Prevention is key! Keep your child healthy with routine care:

  • Immunisations:

Perth GPs follow the National Immunisation Schedule. Vaccines prevent serious diseases like measles, whooping cough and influenza. Australia’s target is 95% coverage for herd immunity, but current rates are 90–93% for 1–5 year olds. Make sure your baby checks (6w, 4mo, etc.) include the recommended shots.

At Main Street Medical Centre, we offer all recommended childhood vaccinations (and older boosters) to keep your child protected. Contact us and we’ll remind you of upcoming vaccine schedules and school entry checks.

  • Baby & Child Health Checks:

GPs or Maternal-Child Nurses perform regular check-ups (e.g. 8-week baby check, 6–12 month check, preschool check). These track growth and development, and catch problems early. Ask your GP about a Child Health Assessment at ages 1, 2, 4, etc.

  • General tips:
  • Teach handwashing before meals and after toilet use
  • Encourage a healthy diet and active play
  • Ensure enough sleep
  • Use sun protection
  • Supervise near water and pets
  • Begin flossing and dental check-ups by age one

Is your child sick or overdue for a checkup?

Book Your Child’s Health Check at Main Street Medical Centre Today

Our friendly Perth GPs are here to help. Main Street Medical Centre is an AGPAL-accredited family practice, meaning we meet the highest standards of care. We provide experienced children’s GP and paediatric GP services right here in Perth.
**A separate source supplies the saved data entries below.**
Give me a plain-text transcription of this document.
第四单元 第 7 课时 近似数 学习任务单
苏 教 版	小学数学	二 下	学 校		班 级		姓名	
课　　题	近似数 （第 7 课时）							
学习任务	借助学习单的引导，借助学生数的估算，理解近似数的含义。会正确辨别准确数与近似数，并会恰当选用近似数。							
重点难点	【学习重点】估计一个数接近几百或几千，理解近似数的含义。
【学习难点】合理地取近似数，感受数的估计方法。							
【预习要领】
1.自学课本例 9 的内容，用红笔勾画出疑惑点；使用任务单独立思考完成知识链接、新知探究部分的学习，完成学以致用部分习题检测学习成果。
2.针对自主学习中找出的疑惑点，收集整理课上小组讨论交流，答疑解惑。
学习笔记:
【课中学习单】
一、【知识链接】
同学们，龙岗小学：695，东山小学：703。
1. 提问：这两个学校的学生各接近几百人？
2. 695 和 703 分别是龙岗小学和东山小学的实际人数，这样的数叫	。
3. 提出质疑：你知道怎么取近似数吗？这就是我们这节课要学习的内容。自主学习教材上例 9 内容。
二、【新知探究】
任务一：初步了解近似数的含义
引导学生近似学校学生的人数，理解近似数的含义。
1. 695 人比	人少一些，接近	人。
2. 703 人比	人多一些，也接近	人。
Here, you get: experienced doctors in a child-friendly clinic, on-site pathology and vaccinations, plus referrals for specialists when needed.

So, don’t wait to get help.

Book Your Child’s Health Check Now

FAQs – Perth Parents Ask About Children Health Concerns

Q1. What are common childhood health problems?

Common childhood illnesses in Perth include colds and coughs, ear infections, sore throats, gastro (vomiting/diarrhoea), rashes (chickenpox, hand-foot-mouth), eczema, hay fever and childhood asthma. Most are self-limiting or easily treated by a GP.

Q2. When should I take my child to a GP for fever in Perth?

See a GP if a fever ≥38°C lasts more than 48–72 hours, if your child looks very unwell, is dehydrated, has a worrying rash, severe cough or lethargy. For babies under 3 months any fever needs emergency care, go to ED immediately.

Q3. Should I worry about a rash on my child?

Seek emergency care for a rash with fever or any non-blanching (purple) spots. See a GP if the rash persists, spreads, is very itchy/sore, or is accompanied by other symptoms.

Q4. How quickly can I get a paediatric referral in Perth?

A GP can refer immediately, but public waitlists may take months; private paediatric appointments are quicker for urgent cases. Discuss urgency with your paediatric GP in Perth to prioritise the referral.

Q5. Do GPs in Perth offer autism assessment referrals?

Yes. Perth GPs, like us, assess developmental concerns and can refer to paediatricians or specialised child psychologists for autism evaluations.

Q6. What does a baby health check at a GP include?

A baby check covers growth (weight/length/head), development milestones, feeding/sleep review, basic hearing/vision checks, heart/lung and hip exams, and immunisation advice. Your GP will flag any concerns and arrange follow-up or referrals.